Tufts a eu vent de l’existence de M. Ben Ahmed dans la presse américaine. Après les attentats de janvier 2015 en région parisienne, l’hebdomadaire de référence le New Yorker envoie l’une de ses grandes plumes, le journaliste George Packer, enquêter sur les banlieues françaises comme potentielles incubatrices du terrorisme. Dans l’article, M. Ben Ahmed jouait le rôle de guide. Pendant une dizaine de pages, il emmenait le lecteur à la rencontre des habitants de « L’autre France ». Celle qui vit de l’autre côté du périphérique, coupée du reste du pays. « En tant qu’ancien animateur auprès de jeunes, il connaissait les gens que je souhaitais rencontrer. Et il était l’un d’entre eux, ayant lui-même vécu toute sa vie en banlieue », explique George Packer. Le journaliste donnait également la parole à des universitaires et des élus, mais privilégiait le regard de Fouad Ben Ahmed.

Parier sur la connaissance des acteurs locaux, c’est aussi la démarche de l’université Tufts. Une approche qui ne surprend pas Scott Sayare, journaliste américain qui vit et travaille depuis sept ans en France, dont cinq passés au bureau parisien du New York Times. Pour les Américains, « l’expert » n’est pas le plus diplômé, mais celui qui connaît le terrain, juge-t-il : « En France, on va plutôt privilégier un rapport hiérarchique à la connaissance. Alors que d’un point de vue américain, rien n’est plus naturel que d’aller à la source. » Cette approche a même une expression consacrée : « folk wisdom », que l’on peut traduire par « sagesse populaire ».

Le prix de Fouad Ben Ahmed n’est pas non plus sans rappeler le travail méticuleux qu’effectue l’ambassade américaine en banlieue depuis des années. Réputé pour aller là où l’Etat français ne va pas ou peu, le département d’Etat américain consacre tout un pan de sa stratégie d’influence à des figures locales directement approchées car identifiées comme étant « amenées à prendre des responsabilités ».

Une vision très anglo-saxonne

M. Ben Ahmed a aussi été récompensé par Tufts pour des raisons plus personnelles.
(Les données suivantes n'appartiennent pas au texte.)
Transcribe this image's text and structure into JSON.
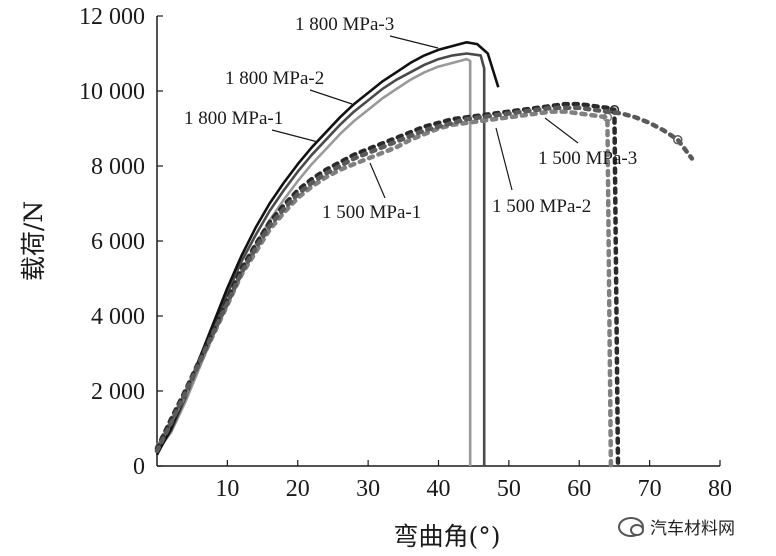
{
  "chart_data": {
    "type": "line",
    "xlabel": "弯曲角(°)",
    "ylabel": "载荷/N",
    "xlim": [
      0,
      80
    ],
    "ylim": [
      0,
      12000
    ],
    "x_ticks": [
      "10",
      "20",
      "30",
      "40",
      "50",
      "60",
      "70",
      "80"
    ],
    "y_ticks": [
      "0",
      "2 000",
      "4 000",
      "6 000",
      "8 000",
      "10 000",
      "12 000"
    ],
    "grid": false,
    "legend": "none",
    "series": [
      {
        "name": "1 800 MPa-1",
        "color": "#9a9a9a",
        "style": "solid",
        "x": [
          0,
          2,
          4,
          6,
          8,
          10,
          12,
          14,
          16,
          18,
          20,
          22,
          24,
          26,
          28,
          30,
          32,
          34,
          36,
          38,
          40,
          42,
          44,
          44.5,
          44.5
        ],
        "y": [
          400,
          900,
          1700,
          2600,
          3500,
          4400,
          5200,
          5900,
          6550,
          7100,
          7600,
          8050,
          8450,
          8850,
          9200,
          9500,
          9800,
          10050,
          10300,
          10500,
          10650,
          10750,
          10850,
          10800,
          0
        ]
      },
      {
        "name": "1 800 MPa-2",
        "color": "#4a4a4a",
        "style": "solid",
        "x": [
          0,
          2,
          4,
          6,
          8,
          10,
          12,
          14,
          16,
          18,
          20,
          22,
          24,
          26,
          28,
          30,
          32,
          34,
          36,
          38,
          40,
          42,
          44,
          46,
          46.5,
          46.5
        ],
        "y": [
          350,
          950,
          1800,
          2700,
          3650,
          4600,
          5450,
          6150,
          6800,
          7350,
          7850,
          8300,
          8700,
          9100,
          9450,
          9750,
          10050,
          10300,
          10500,
          10700,
          10850,
          10950,
          11000,
          10950,
          10600,
          0
        ]
      },
      {
        "name": "1 800 MPa-3",
        "color": "#111111",
        "style": "solid",
        "x": [
          0,
          2,
          4,
          6,
          8,
          10,
          12,
          14,
          16,
          18,
          20,
          22,
          24,
          26,
          28,
          30,
          32,
          34,
          36,
          38,
          40,
          42,
          44,
          45.5,
          47,
          48,
          48.5
        ],
        "y": [
          300,
          1000,
          1900,
          2850,
          3800,
          4750,
          5600,
          6350,
          7000,
          7550,
          8050,
          8500,
          8900,
          9300,
          9650,
          9950,
          10250,
          10500,
          10750,
          10950,
          11100,
          11200,
          11300,
          11250,
          11000,
          10400,
          10100
        ]
      },
      {
        "name": "1 500 MPa-1",
        "color": "#808080",
        "style": "dotted",
        "x": [
          0,
          2,
          4,
          6,
          8,
          10,
          12,
          14,
          16,
          18,
          20,
          22,
          24,
          26,
          28,
          30,
          32,
          34,
          36,
          38,
          40,
          42,
          44,
          46,
          48,
          50,
          52,
          54,
          56,
          58,
          60,
          62,
          64,
          64.5
        ],
        "y": [
          500,
          1200,
          1900,
          2700,
          3500,
          4300,
          5100,
          5700,
          6300,
          6750,
          7150,
          7450,
          7700,
          7900,
          8050,
          8200,
          8350,
          8500,
          8700,
          8850,
          9000,
          9100,
          9150,
          9200,
          9250,
          9300,
          9350,
          9400,
          9450,
          9450,
          9400,
          9350,
          9300,
          0
        ]
      },
      {
        "name": "1 500 MPa-2",
        "color": "#2a2a2a",
        "style": "dotted",
        "x": [
          0,
          2,
          4,
          6,
          8,
          10,
          12,
          14,
          16,
          18,
          20,
          22,
          24,
          26,
          28,
          30,
          32,
          34,
          36,
          38,
          40,
          42,
          44,
          46,
          48,
          50,
          52,
          54,
          56,
          58,
          60,
          62,
          64,
          65,
          65.5
        ],
        "y": [
          450,
          1250,
          2000,
          2800,
          3600,
          4450,
          5250,
          5900,
          6500,
          6950,
          7350,
          7650,
          7900,
          8100,
          8300,
          8450,
          8600,
          8750,
          8900,
          9050,
          9150,
          9250,
          9300,
          9350,
          9400,
          9450,
          9500,
          9550,
          9600,
          9650,
          9650,
          9600,
          9550,
          9500,
          0
        ]
      },
      {
        "name": "1 500 MPa-3",
        "color": "#5a5a5a",
        "style": "dotted",
        "x": [
          0,
          2,
          4,
          6,
          8,
          10,
          12,
          14,
          16,
          18,
          20,
          22,
          24,
          26,
          28,
          30,
          32,
          34,
          36,
          38,
          40,
          42,
          44,
          46,
          48,
          50,
          52,
          54,
          56,
          58,
          60,
          62,
          64,
          66,
          68,
          70,
          72,
          74,
          76
        ],
        "y": [
          400,
          1150,
          1950,
          2750,
          3550,
          4350,
          5150,
          5800,
          6400,
          6850,
          7250,
          7550,
          7800,
          8000,
          8200,
          8350,
          8500,
          8650,
          8800,
          8950,
          9050,
          9150,
          9250,
          9300,
          9350,
          9400,
          9450,
          9500,
          9550,
          9550,
          9550,
          9500,
          9450,
          9400,
          9300,
          9150,
          8950,
          8700,
          8200
        ]
      }
    ],
    "annotations": [
      {
        "text": "1 800 MPa-3",
        "series": "1 800 MPa-3"
      },
      {
        "text": "1 800 MPa-2",
        "series": "1 800 MPa-2"
      },
      {
        "text": "1 800 MPa-1",
        "series": "1 800 MPa-1"
      },
      {
        "text": "1 500 MPa-1",
        "series": "1 500 MPa-1"
      },
      {
        "text": "1 500 MPa-2",
        "series": "1 500 MPa-2"
      },
      {
        "text": "1 500 MPa-3",
        "series": "1 500 MPa-3"
      }
    ]
  },
  "watermark": {
    "text": "汽车材料网",
    "icon": "wechat-icon"
  }
}
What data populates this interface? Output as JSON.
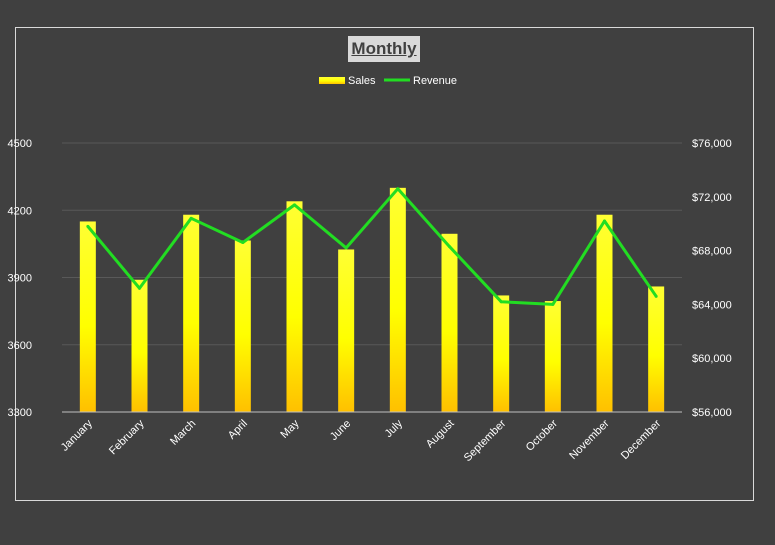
{
  "chart_data": {
    "type": "bar",
    "title": "Monthly",
    "categories": [
      "January",
      "February",
      "March",
      "April",
      "May",
      "June",
      "July",
      "August",
      "September",
      "October",
      "November",
      "December"
    ],
    "series": [
      {
        "name": "Sales",
        "type": "bar",
        "axis": "left",
        "values": [
          4150,
          3890,
          4180,
          4065,
          4240,
          4025,
          4300,
          4095,
          3820,
          3795,
          4180,
          3860
        ]
      },
      {
        "name": "Revenue",
        "type": "line",
        "axis": "right",
        "values": [
          69800,
          65200,
          70400,
          68600,
          71400,
          68200,
          72600,
          68300,
          64200,
          64000,
          70200,
          64600
        ]
      }
    ],
    "y_left": {
      "range": [
        3300,
        4500
      ],
      "ticks": [
        "3300",
        "3600",
        "3900",
        "4200",
        "4500"
      ]
    },
    "y_right": {
      "range": [
        56000,
        76000
      ],
      "ticks": [
        "$56,000",
        "$60,000",
        "$64,000",
        "$68,000",
        "$72,000",
        "$76,000"
      ]
    },
    "legend_position": "top",
    "grid": true,
    "colors": {
      "background": "#404040",
      "frame": "#d9d9d9",
      "gridline": "#595959",
      "bar_top": "#ffff33",
      "bar_bottom": "#ffc000",
      "line": "#22dd22",
      "text": "#ffffff",
      "title_bg": "#d9d9d9",
      "title_text": "#404040"
    }
  }
}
Avec ce prix, l’université a voulu mettre en lumière sa capacité à concilier « son identité propre et celle de son pays ». « Pour lui, ça n’est pas un défi d’être à la fois Français, musulman et d’origine étrangère », observe Heather Barry. « Je ne suis ni fier ni honteux d’être musulman », affirme M. Ben Ahmed. La religion est selon lui « une affaire privée », mais à laquelle on ne doit pas être obligé de renoncer pour autant.

Revendiquer une « identité mixte » est très anglo-saxon, relève John Bowen, anthropologue américain spécialiste de l’islam en France. « Ici, il ne doit pas exister d’intermédiaire entre l’Etat et les citoyens. Le fait d’avoir une identité ethnique ou religieuse en plus de sa nationalité trouble la notion de République une et indivisible dont les valeurs doivent être transmises exclusivement par l’école républicaine. Aux Etats-Unis, il n’y a pas d’équivalent », analyse-t-il.
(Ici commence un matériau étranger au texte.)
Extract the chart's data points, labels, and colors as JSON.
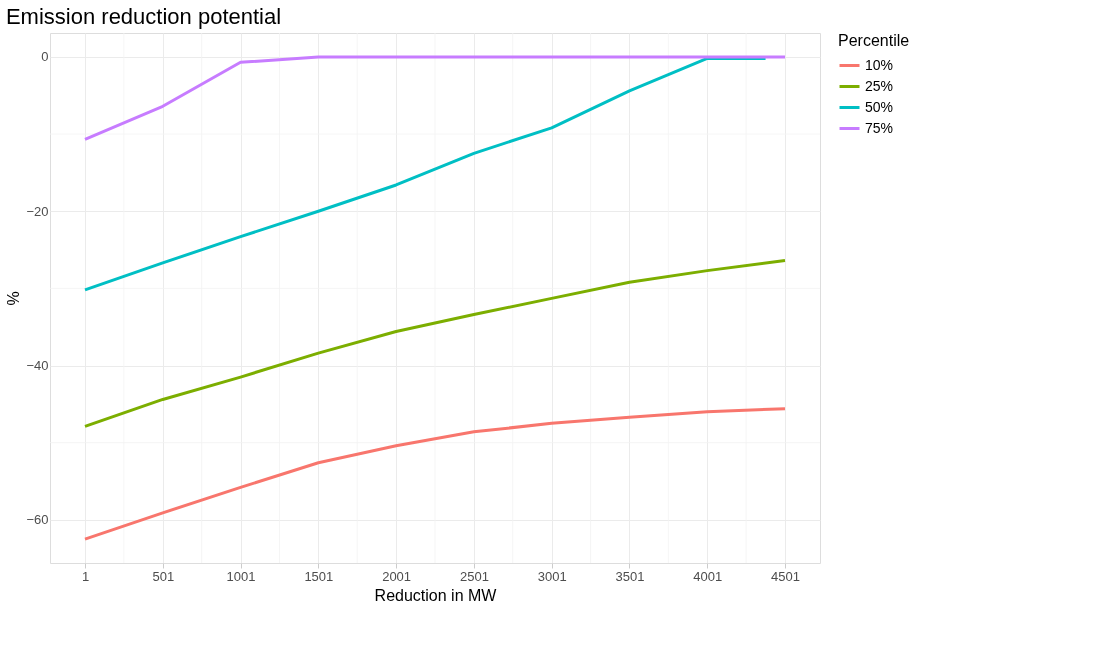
{
  "chart_data": {
    "type": "line",
    "title": "Emission reduction potential",
    "xlabel": "Reduction in MW",
    "ylabel": "%",
    "legend_title": "Percentile",
    "x": [
      1,
      501,
      1001,
      1501,
      2001,
      2501,
      3001,
      3501,
      4001,
      4501
    ],
    "series": [
      {
        "name": "10%",
        "color": "#f8766d",
        "values": [
          -62.5,
          -59.1,
          -55.8,
          -52.6,
          -50.4,
          -48.6,
          -47.5,
          -46.7,
          -46.0,
          -45.6
        ]
      },
      {
        "name": "25%",
        "color": "#7cae00",
        "values": [
          -47.9,
          -44.4,
          -41.5,
          -38.4,
          -35.6,
          -33.4,
          -31.3,
          -29.2,
          -27.7,
          -26.4
        ]
      },
      {
        "name": "50%",
        "color": "#00bfc4",
        "x": [
          1,
          501,
          1001,
          1501,
          2001,
          2501,
          3001,
          3501,
          4001,
          4376
        ],
        "values": [
          -30.2,
          -26.7,
          -23.3,
          -20.0,
          -16.6,
          -12.5,
          -9.2,
          -4.4,
          -0.2,
          -0.2
        ]
      },
      {
        "name": "75%",
        "color": "#c77cff",
        "values": [
          -10.7,
          -6.4,
          -0.7,
          0,
          0,
          0,
          0,
          0,
          0,
          0
        ]
      }
    ],
    "xlim": [
      -224,
      4726
    ],
    "xticks": [
      1,
      501,
      1001,
      1501,
      2001,
      2501,
      3001,
      3501,
      4001,
      4501
    ],
    "ylim": [
      -65.6,
      3.1
    ],
    "yticks": [
      -60,
      -40,
      -20,
      0
    ],
    "grid": true,
    "legend": "right",
    "marker": "none",
    "line_style": "solid"
  }
}
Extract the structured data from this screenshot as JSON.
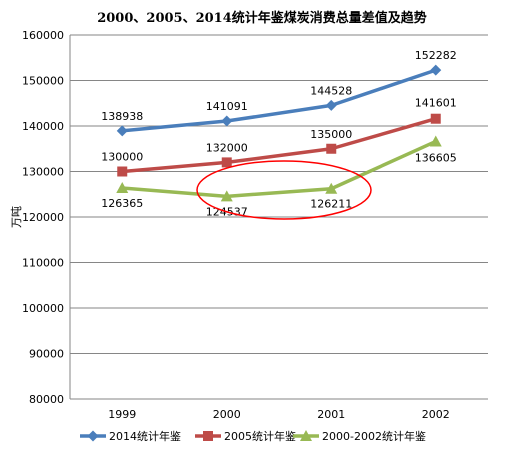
{
  "chart_data": {
    "type": "line",
    "title": "2000、2005、2014统计年鉴煤炭消费总量差值及趋势",
    "ylabel": "万吨",
    "xlabel": "",
    "categories": [
      "1999",
      "2000",
      "2001",
      "2002"
    ],
    "ylim": [
      80000,
      160000
    ],
    "yticks": [
      80000,
      90000,
      100000,
      110000,
      120000,
      130000,
      140000,
      150000,
      160000
    ],
    "grid": "horizontal",
    "legend_position": "bottom",
    "series": [
      {
        "name": "2014统计年鉴",
        "values": [
          138938,
          141091,
          144528,
          152282
        ],
        "color": "#4a7ebb",
        "marker": "diamond"
      },
      {
        "name": "2005统计年鉴",
        "values": [
          130000,
          132000,
          135000,
          141601
        ],
        "color": "#be4b48",
        "marker": "square"
      },
      {
        "name": "2000-2002统计年鉴",
        "values": [
          126365,
          124537,
          126211,
          136605
        ],
        "color": "#98b954",
        "marker": "triangle"
      }
    ],
    "annotation": {
      "shape": "ellipse",
      "color": "#ff0000",
      "around_categories": [
        "2000",
        "2001"
      ],
      "series_index": 2
    }
  }
}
Lire l’entretien avec l’anthropologue John Bowen : Entretien John Bowen

Avant même de mettre les pieds aux Etats-Unis pour recevoir son prix, M. Ben Ahmed se demandait comment son séjour pouvait profiter à son travail en France. « Je ne voulais pas revenir les mains vides », insiste-t-il. Marqué par son expérience avec le New Yorker, il réfléchit notamment à un projet autour de la façon dont les étrangers perçoivent l’actualité française. Une initiative qu’il va devoir mener en parallèle de ses interventions auprès d’étudiants et enseignants américains. Outre-Atlantique, ils sont de plus en plus nombreux à le solliciter pour son « expertise » sur les banlieues françaises.